How we parent our children is strongly influenced by our childhood experience and our parents become role models (for good and bad) for our own parenting.
Some of us might hate the way our parents treated us in certain situations, or we may even have really bad memories of the childhood in general. We will then promise ourselves that we won’t be doing this to our children. We will be different! However we all find ourselves resembling our parents in some way. We might hear critical voice or angry voice of our father or mother, pouring out of our mouth when we are stressed. If we stop and think we know precisely where is it coming from: ‘this is exactly what I used to hear from him/her’.
Our first relationships influence our life in the sense that we learn from them about relationships in general. We gather experience and we learn: what happens when someone’s gets angry, what happens if I do something wrong? how does it look like in the eyes of my mother when I am sad? How does it feel to be loved? How does my father show warmth towards me?
The way our parents deal with their own emotions and our emotions as children is the very thing which shapes our future relationships – among others – relationship with our own children. Some of these patterns are available to us and we can easily see them – for example: ‘I get angry when my child disobeys me. I remember my parents getting angry in the same way’. Some of them are unconscious hence more difficult to deal with; it’s then a matter of self reflection to discover them – for example: ‘I realised that I can’t say ‘no’ to my child even if I know I should – I feel hopeless in the same way I do with my mother. I can’t say ‘no’ to her either’.
But we are not condemned to our past. Moreover, our task as parents is to learn from what we experienced as children and adapt differently. For example – talking about boundaries – it might be the case that someone used to be a teenager ‘crying out’ for boundaries and not getting them from parents, no matter what he/she was doing (extreme risk behaviour, abusing alcohol, breaking any rules, abandoning school, etc.). Later on when a parent, this person might find him/herself in the same position as his/her parents – using similar methods, maybe even resembling parents’ tone of voice or repeating the same set of sentences and messages, while speaking to own children: the feelings of hopelessness and worrying for the child overpower the parent and he/she is not able to be firm and strict with the child; sends mixed massages about rules and expectations, etc.
How can we stop these repetitions and start doing things our own way?
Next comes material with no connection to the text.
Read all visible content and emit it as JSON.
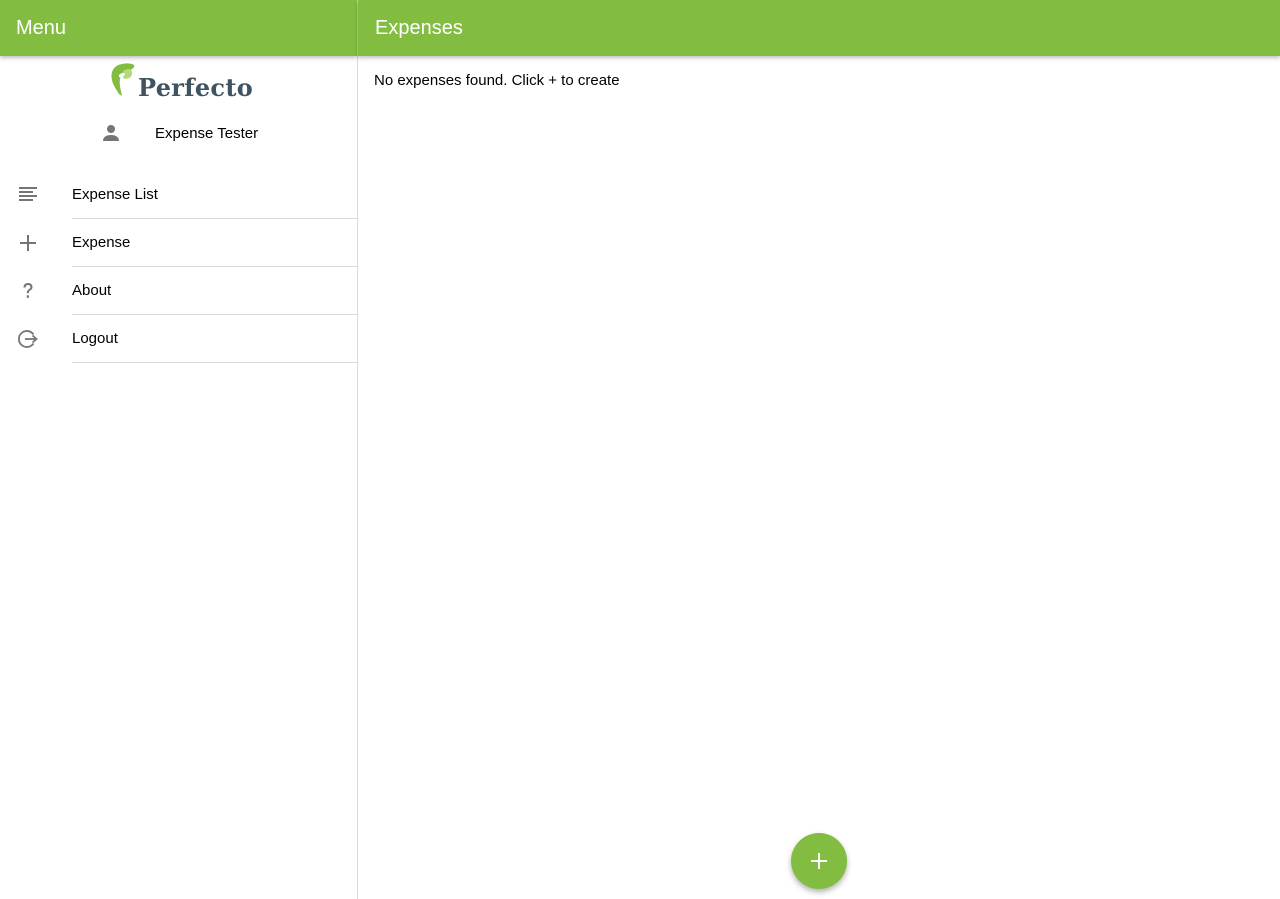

The major task here is to recognise two things.
Firstly, we need to recognise our needs, which weren’t met when we were children, and how this pattern repeats itself in our present behaviour. These might be the very needs which we now have to meet when relating to our children (for example by creating boundaries and providing sense of safety).
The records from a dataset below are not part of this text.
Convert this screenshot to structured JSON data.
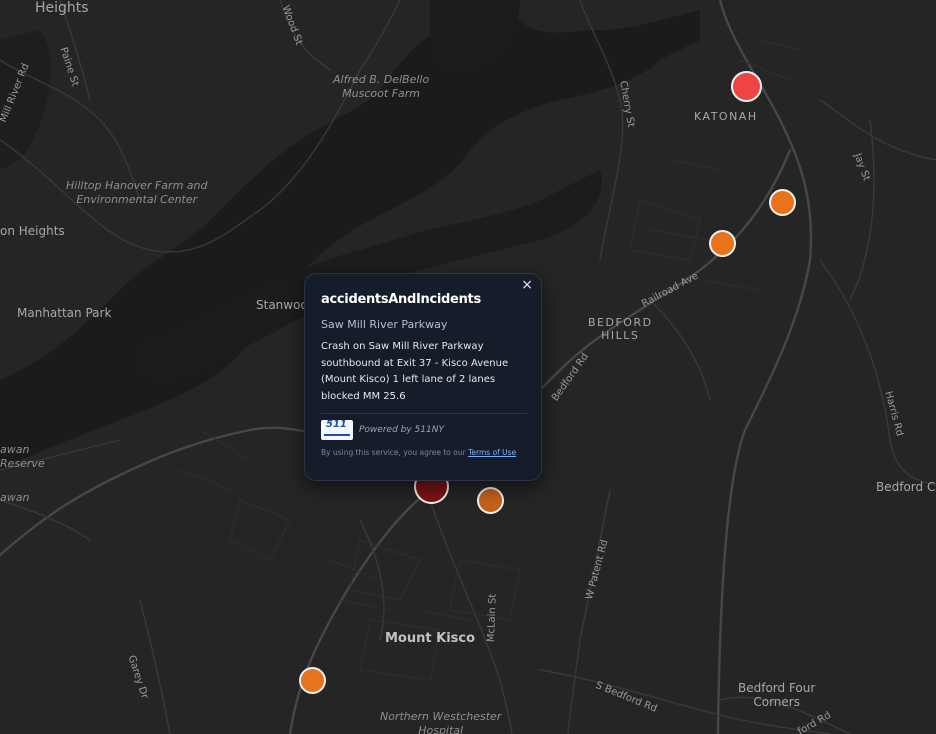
{
  "map": {
    "place_labels": {
      "heights_top": "Heights",
      "katonah": "KATONAH",
      "bedford_hills": "BEDFORD\nHILLS",
      "mount_kisco": "Mount Kisco",
      "manhattan_park": "Manhattan Park",
      "heights_left": "on Heights",
      "stanwood": "Stanwood",
      "bedford_four_corners": "Bedford Four\nCorners",
      "bedford_corners_right": "Bedford Co",
      "wawan_1": "awan",
      "wawan_reserve": "Reserve",
      "wawan_2": "awan"
    },
    "park_labels": {
      "muscoot": "Alfred B. DelBello\nMuscoot Farm",
      "hilltop": "Hilltop Hanover Farm and\nEnvironmental Center",
      "hospital": "Northern Westchester\nHospital"
    },
    "street_labels": {
      "paine": "Paine St",
      "wood": "Wood St",
      "mill_river": "Mill River Rd",
      "cherry": "Cherry St",
      "jay": "Jay St",
      "railroad": "Railroad Ave",
      "bedford_rd": "Bedford Rd",
      "harris": "Harris Rd",
      "w_patent": "W Patent Rd",
      "mclain": "McLain St",
      "garey": "Garey Dr",
      "s_bedford": "S Bedford Rd",
      "ford_rd": "ford Rd"
    },
    "markers": [
      {
        "name": "incident-marker-katonah",
        "color": "#ef4444",
        "severity": "high"
      },
      {
        "name": "incident-marker-route22-north",
        "color": "#e8731a",
        "severity": "medium"
      },
      {
        "name": "incident-marker-route22-south",
        "color": "#e8731a",
        "severity": "medium"
      },
      {
        "name": "incident-marker-selected",
        "color": "#7a1414",
        "severity": "selected"
      },
      {
        "name": "incident-marker-kisco-east",
        "color": "#c2621a",
        "severity": "medium"
      },
      {
        "name": "incident-marker-kisco-south",
        "color": "#e8731a",
        "severity": "medium"
      }
    ]
  },
  "popup": {
    "title": "accidentsAndIncidents",
    "close_icon": "×",
    "road": "Saw Mill River Parkway",
    "description": "Crash on Saw Mill River Parkway southbound at Exit 37 - Kisco Avenue (Mount Kisco) 1 left lane of 2 lanes blocked MM 25.6",
    "logo_text": "511",
    "powered_by": "Powered by 511NY",
    "terms_prefix": "By using this service, you agree to our ",
    "terms_link": "Terms of Use"
  },
  "colors": {
    "background": "#252525",
    "water": "#181818",
    "road_major": "#4a4a4a",
    "road_minor": "#363636",
    "popup_bg": "#151c2a",
    "link": "#7fb0ff"
  }
}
This is the place from which we can develop our own way of doing things, make changes and go beyond the generational cycle.
Secondly we need to prioritise our parenting. We can laugh at some patterns of our parenting. It may be frustrating to us, that we behave like our parents, but this is not harmful to our children’s development. Whereas other patterns can have big consequences. We need to make sure we don’t focus on the small things and ignore the big ones, because dealing with them seems much more difficult.
We become who we are through relations with others, it is the nature of our development. It’s good to remember that in parent-child relationship it is mutual – children influence their parents too. We don’t have a full control over this process and accepting it gives us the opportunity to learn from the experience.